At the Edge of the Solar System, A Space Telescope?

Newer Horizons: Scientist Pitch Pluto Probe as a Unique Deep-Space Telescope

A maverick group of astronomers is proposing to radically reshape one of NASA's most successful missions in the modern era, the New Horizons probe that flew by Pluto in 2015 and is now continuing its voyage into the depths of the outer solar system.
From article, ([A] plan calls for utilizing the [New Horizons,] Pluto probe’s eight-inch telescope, called the Long Range Reconnaissance Imager (LORRI), to peer at distant, dim objects beyond the solar system’s boundaries. LORRI, the group says, could be used to support NASA’s upcoming Transiting Exoplanet Survey Satellite (TESS), a planet-hunting space telescope launching in April.
Co-author Diana Dragomir, an MIT planetary scientist who works on TESS, says this mission will need all the backup help it can get. That is because it is set to find tens of thousands of candidate planets—many of which will require time-consuming independent confirmation using other telescopes.
Beyond boosting exoplanet research, New Horizons could also use its ultraviolet and infrared sensors to study the early universe. Whereas the cosmic microwave background, an information-packed afterglow of the big bang, is perhaps the most well known, there are also ultraviolet and infrared backgrounds that come from stars and active galaxies lighting up cosmic dust in a faint, universe-spanning glow. This could provide insights into how the early universe came together. “The further you get out of the solar system, the more you can do these kind of observations,” says Michele Bannister, a planetary scientist at Queen's University Belfast who was not involved in the study. She points out one NASA spacecraft—Deep Impact, which studied Comet Tempel 1 in 2005—was later retooled into a new mission dubbed “EPOXI” in order to assist with exoplanet hunts.
[But...]

New Horizon’s extended mission after Pluto involves flying by an ancient remnant from the solar system’s birth, a chunk of rock and ice known as 2014 MU69. After that encounter, the craft will transmit its data to Earth—which, due to the immense distances, will take about two years to completely trickle back home.
After MU69 the craft will be low on propellant—less than a quarter of a tank. That could be enough to pursue a third flyby target during a second mission extension, as many senior New Horizons team members would prefer. But that encounter—plus keeping the spacecraft pointed at Earth for the subsequent data transmission—would probably use most if not all of the remaining fuel.
Those preexisting plans—plus the fundamental impracticalities of efficiently controlling and getting data from a telescope at the edge of the solar system—could crowd out Zemcov and company’s proposal. “These types of proposals are generated by the dozens, if not hundreds, so it’s not uncommon to see them come up and then go nowhere,” says Jason Callahan, a space policy advisor at The Planetary Society.

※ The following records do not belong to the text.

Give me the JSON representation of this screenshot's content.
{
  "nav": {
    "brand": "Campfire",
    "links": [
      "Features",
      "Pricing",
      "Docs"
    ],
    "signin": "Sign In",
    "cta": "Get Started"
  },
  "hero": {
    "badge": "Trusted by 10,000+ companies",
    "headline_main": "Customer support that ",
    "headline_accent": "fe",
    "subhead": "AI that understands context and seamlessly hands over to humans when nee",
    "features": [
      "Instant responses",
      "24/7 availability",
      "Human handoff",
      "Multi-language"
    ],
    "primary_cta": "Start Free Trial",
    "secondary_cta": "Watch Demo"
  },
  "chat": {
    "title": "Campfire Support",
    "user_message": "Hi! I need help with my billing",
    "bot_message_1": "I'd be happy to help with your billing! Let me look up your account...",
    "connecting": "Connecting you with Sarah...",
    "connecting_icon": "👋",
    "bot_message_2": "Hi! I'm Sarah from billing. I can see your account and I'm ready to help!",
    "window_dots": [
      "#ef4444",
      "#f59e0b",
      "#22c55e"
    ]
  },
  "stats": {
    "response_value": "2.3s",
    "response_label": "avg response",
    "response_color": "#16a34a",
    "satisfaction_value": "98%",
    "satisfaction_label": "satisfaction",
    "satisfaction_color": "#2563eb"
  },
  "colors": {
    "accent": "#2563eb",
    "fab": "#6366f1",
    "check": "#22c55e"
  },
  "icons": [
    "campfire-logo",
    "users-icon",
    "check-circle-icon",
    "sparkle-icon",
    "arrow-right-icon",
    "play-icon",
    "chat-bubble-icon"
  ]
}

There is some precedent for thinking outside of these budgetary boxes—EPOXI, for instance, although a planetary science mission like New Horizons, performed its astrophysics observations during an otherwise inactive cruise phase.

So how realistic is the group’s proposal?
“It’s really an issue of logistics and timing, and making sure the resources are available and we’re doing nothing to put the mission at risk,” Zemcov says. Convincing others there’s no risk involved may be a tall order, however.

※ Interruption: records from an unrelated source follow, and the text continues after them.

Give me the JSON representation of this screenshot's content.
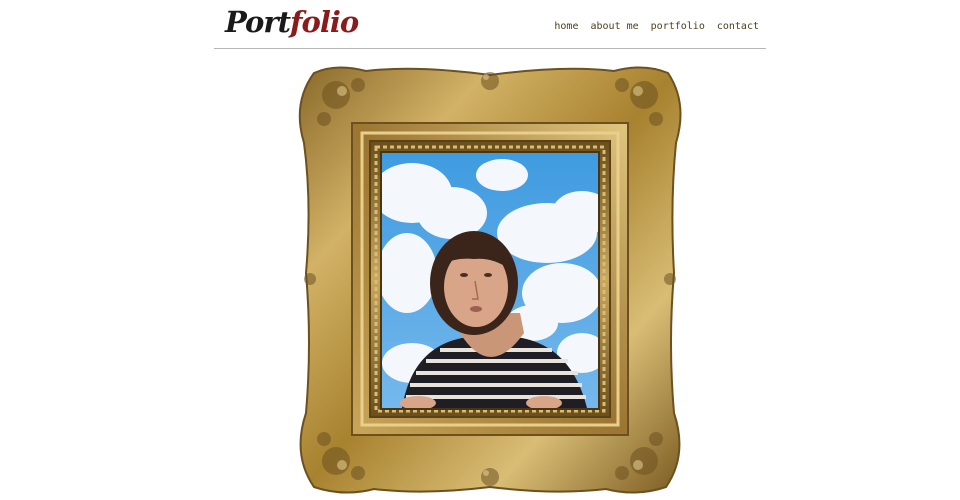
{
  "logo": {
    "part_a": "Port",
    "part_b": "folio"
  },
  "nav": {
    "items": [
      {
        "label": "home"
      },
      {
        "label": "about me"
      },
      {
        "label": "portfolio"
      },
      {
        "label": "contact"
      }
    ]
  },
  "colors": {
    "logo_dark": "#1a1a1a",
    "logo_accent": "#8a1b1b",
    "nav_text": "#4b3f1c",
    "divider": "#b7b7b7",
    "frame_gold": "#b8913c",
    "sky_blue": "#3f9be0"
  },
  "hero": {
    "image_name": "framed-portrait-icon"
  }
}
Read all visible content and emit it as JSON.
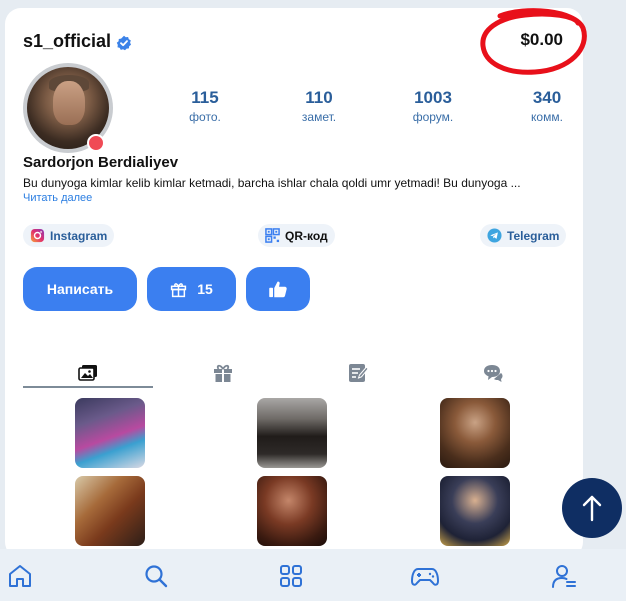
{
  "profile": {
    "username": "s1_official",
    "balance": "$0.00",
    "full_name": "Sardorjon Berdialiyev",
    "bio": "Bu dunyoga kimlar kelib kimlar ketmadi, barcha ishlar chala qoldi umr yetmadi! Bu dunyoga ...",
    "read_more": "Читать далее",
    "online_status": "online"
  },
  "stats": [
    {
      "value": "115",
      "label": "фото."
    },
    {
      "value": "110",
      "label": "замет."
    },
    {
      "value": "1003",
      "label": "форум."
    },
    {
      "value": "340",
      "label": "комм."
    }
  ],
  "links": {
    "instagram": "Instagram",
    "qr": "QR-код",
    "telegram": "Telegram"
  },
  "actions": {
    "write": "Написать",
    "gifts_count": "15"
  },
  "tabs": [
    {
      "icon": "photos-icon",
      "active": true
    },
    {
      "icon": "gift-icon",
      "active": false
    },
    {
      "icon": "notes-icon",
      "active": false
    },
    {
      "icon": "comments-icon",
      "active": false
    }
  ],
  "bottom_nav": [
    "home-icon",
    "search-icon",
    "apps-icon",
    "gamepad-icon",
    "profile-icon"
  ],
  "colors": {
    "accent": "#3b7ff0",
    "stat_text": "#2a5e9a",
    "fab": "#0f2e63",
    "online": "#f04a55",
    "annotation": "#e8101a"
  }
}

 In the end, the push to make New Horizons the first truly far-out space telescope, like many extended mission concepts, may never see the light of day—or the pitch-black cosmic vista of the outer solar system. “This idea has been around in the community for years and years but the problem is opportunity,” Zemcov says. For now, as New Horizons continues its journey beyond Pluto, that opportunity is slipping further out of reach.)